Hundreds of people with disabilities involved in a government-subsidized work program have been laid off, as the businesses that employed them were forced to shut their doors due to financial difficulties, sources close to the matter said Tuesday.

Over 280 employees at seven businesses run by two entities in Kurashiki, Okayama Prefecture and Takamatsu, Kagawa Prefecture, were let go in July, while another company operating similar programs in central and eastern Japan is preparing to shut down later this month, possibly affecting around 100 workers, the sources said.

The operations, including businesses in the fruit- and produce-packing industries and direct mailing services, receive state subsidies based on the number of disabled workers accepted.

The labor ministry, however, introduced tougher criteria for the subsidies in April to encourage sound financial management of such operations and to reduce the number of businesses that heavily rely on public funds.

Under a revised ministerial ordinance, operators are prohibited from using state-funded benefits to pay the workers’ wages.

Companies that offer vocational training to people with disabilities receive benefits on condition that they sign job contracts and guaranteed workers minimum wages set by prefectural governments. Over 40 percent of the workers in the program have mental disabilities.

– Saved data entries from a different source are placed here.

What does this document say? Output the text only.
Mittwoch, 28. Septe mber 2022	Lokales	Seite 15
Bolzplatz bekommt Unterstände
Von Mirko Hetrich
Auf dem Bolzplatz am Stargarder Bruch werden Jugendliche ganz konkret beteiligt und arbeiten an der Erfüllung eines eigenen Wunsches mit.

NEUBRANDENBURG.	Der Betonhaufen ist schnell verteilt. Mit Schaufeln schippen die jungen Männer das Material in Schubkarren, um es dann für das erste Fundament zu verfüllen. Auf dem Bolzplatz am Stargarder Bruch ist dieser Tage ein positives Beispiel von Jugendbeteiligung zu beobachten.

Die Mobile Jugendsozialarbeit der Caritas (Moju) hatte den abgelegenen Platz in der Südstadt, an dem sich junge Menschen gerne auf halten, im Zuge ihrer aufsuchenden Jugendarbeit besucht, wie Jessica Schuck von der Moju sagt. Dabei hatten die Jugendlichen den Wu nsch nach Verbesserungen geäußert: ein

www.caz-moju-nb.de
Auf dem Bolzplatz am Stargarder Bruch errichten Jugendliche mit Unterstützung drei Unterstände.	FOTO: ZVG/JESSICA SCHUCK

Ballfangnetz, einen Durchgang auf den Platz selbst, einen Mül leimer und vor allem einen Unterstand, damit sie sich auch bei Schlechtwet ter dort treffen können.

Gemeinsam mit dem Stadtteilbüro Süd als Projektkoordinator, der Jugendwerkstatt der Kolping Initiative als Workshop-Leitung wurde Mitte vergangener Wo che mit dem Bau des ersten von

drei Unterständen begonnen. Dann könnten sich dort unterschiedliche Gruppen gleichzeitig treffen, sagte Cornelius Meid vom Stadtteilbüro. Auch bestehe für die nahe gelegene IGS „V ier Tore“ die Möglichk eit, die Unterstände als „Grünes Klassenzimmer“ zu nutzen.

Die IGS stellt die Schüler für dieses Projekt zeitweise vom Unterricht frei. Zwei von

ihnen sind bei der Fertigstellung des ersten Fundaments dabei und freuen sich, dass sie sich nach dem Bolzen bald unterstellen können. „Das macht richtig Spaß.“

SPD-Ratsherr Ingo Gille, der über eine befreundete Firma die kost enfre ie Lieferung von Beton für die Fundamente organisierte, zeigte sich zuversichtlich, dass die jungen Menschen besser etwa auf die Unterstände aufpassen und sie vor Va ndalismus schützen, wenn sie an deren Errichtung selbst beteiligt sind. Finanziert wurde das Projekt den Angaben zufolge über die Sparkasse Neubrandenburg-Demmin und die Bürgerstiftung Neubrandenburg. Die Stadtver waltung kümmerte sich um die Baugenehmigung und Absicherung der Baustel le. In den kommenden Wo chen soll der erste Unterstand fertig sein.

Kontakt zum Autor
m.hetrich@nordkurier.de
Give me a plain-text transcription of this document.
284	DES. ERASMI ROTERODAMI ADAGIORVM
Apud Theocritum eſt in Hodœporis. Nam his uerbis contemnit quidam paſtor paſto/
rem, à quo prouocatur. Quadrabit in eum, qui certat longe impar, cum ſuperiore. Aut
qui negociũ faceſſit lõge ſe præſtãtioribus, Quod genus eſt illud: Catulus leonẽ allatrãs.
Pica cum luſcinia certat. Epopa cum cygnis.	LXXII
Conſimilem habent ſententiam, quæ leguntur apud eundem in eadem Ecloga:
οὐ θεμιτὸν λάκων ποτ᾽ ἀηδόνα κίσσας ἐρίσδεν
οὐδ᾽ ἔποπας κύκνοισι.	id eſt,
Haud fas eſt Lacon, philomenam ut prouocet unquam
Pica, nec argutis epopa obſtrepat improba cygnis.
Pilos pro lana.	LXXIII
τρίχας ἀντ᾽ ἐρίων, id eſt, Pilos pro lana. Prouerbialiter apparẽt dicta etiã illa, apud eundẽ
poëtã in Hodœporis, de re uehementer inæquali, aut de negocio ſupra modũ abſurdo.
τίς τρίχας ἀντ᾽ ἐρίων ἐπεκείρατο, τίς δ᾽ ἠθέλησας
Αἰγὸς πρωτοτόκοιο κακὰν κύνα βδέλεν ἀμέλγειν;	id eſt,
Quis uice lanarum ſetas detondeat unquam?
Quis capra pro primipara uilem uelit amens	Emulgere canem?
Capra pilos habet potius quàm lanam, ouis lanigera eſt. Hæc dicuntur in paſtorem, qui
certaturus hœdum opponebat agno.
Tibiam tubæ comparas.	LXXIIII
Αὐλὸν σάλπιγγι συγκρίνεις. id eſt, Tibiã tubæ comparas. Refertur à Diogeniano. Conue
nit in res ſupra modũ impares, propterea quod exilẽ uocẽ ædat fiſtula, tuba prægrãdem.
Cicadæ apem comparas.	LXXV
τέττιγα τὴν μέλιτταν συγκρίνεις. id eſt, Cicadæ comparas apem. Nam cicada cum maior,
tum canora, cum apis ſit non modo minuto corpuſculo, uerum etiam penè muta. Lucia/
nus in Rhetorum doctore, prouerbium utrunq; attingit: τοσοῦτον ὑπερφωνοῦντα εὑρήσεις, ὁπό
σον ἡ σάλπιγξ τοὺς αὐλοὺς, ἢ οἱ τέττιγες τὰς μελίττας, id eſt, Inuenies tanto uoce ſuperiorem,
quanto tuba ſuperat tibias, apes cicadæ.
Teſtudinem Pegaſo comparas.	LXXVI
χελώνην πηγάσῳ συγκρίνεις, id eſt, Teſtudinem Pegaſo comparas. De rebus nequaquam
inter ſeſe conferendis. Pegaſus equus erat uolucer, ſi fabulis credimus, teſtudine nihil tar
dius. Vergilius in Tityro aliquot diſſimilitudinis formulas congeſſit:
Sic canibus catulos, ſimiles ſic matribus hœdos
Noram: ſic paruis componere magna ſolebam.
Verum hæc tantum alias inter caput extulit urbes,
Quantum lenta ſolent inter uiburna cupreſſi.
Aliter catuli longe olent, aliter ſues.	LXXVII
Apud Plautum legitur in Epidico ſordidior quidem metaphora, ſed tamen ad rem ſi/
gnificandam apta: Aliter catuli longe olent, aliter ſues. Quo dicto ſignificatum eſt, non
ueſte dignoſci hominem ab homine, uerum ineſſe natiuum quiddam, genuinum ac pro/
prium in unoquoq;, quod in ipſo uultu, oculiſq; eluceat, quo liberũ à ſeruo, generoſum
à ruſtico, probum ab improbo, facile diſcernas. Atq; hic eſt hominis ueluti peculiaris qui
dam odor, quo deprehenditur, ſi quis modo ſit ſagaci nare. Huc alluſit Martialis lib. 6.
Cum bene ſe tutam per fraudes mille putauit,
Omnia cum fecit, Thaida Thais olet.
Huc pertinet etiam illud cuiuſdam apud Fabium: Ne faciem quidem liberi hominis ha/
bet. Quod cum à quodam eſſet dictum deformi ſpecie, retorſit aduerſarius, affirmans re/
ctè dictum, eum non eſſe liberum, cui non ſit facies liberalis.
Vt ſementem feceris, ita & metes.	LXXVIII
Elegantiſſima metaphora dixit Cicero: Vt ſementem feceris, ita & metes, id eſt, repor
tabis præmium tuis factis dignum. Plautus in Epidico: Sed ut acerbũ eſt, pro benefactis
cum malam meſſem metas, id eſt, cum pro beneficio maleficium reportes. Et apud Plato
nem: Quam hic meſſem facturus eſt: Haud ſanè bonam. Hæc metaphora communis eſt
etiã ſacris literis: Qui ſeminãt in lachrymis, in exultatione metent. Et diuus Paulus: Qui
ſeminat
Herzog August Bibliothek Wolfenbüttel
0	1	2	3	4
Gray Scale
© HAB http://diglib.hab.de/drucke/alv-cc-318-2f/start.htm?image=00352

For example, at least ¥5,000 per worker is paid to the operator of a business employing 20 people or less.

The number of businesses in the program has surged in recent years to about 3,600 in fiscal 2016 from around 700 six years earlier. But the number that closed in fiscal 2015 doubled from the previous year to 141.

While some critics point to the lack of incentives for the businesses to operate efficiently — as they rely excessively on state subsidies — an official at the Health, Labor and Welfare Ministry said it is “difficult to tell” which companies truly intend to make their operations self-supporting.

The ministry is looking into financial conditions of the businesses in the program, and is urging those that let go workers to help them find new jobs.

Even if the discharged employees are able to find new work, experts say it could take up to a year for those with mental disabilities to adapt to their new environments. The laid off workers will receive unemployment benefits while they look for new jobs, the sources said.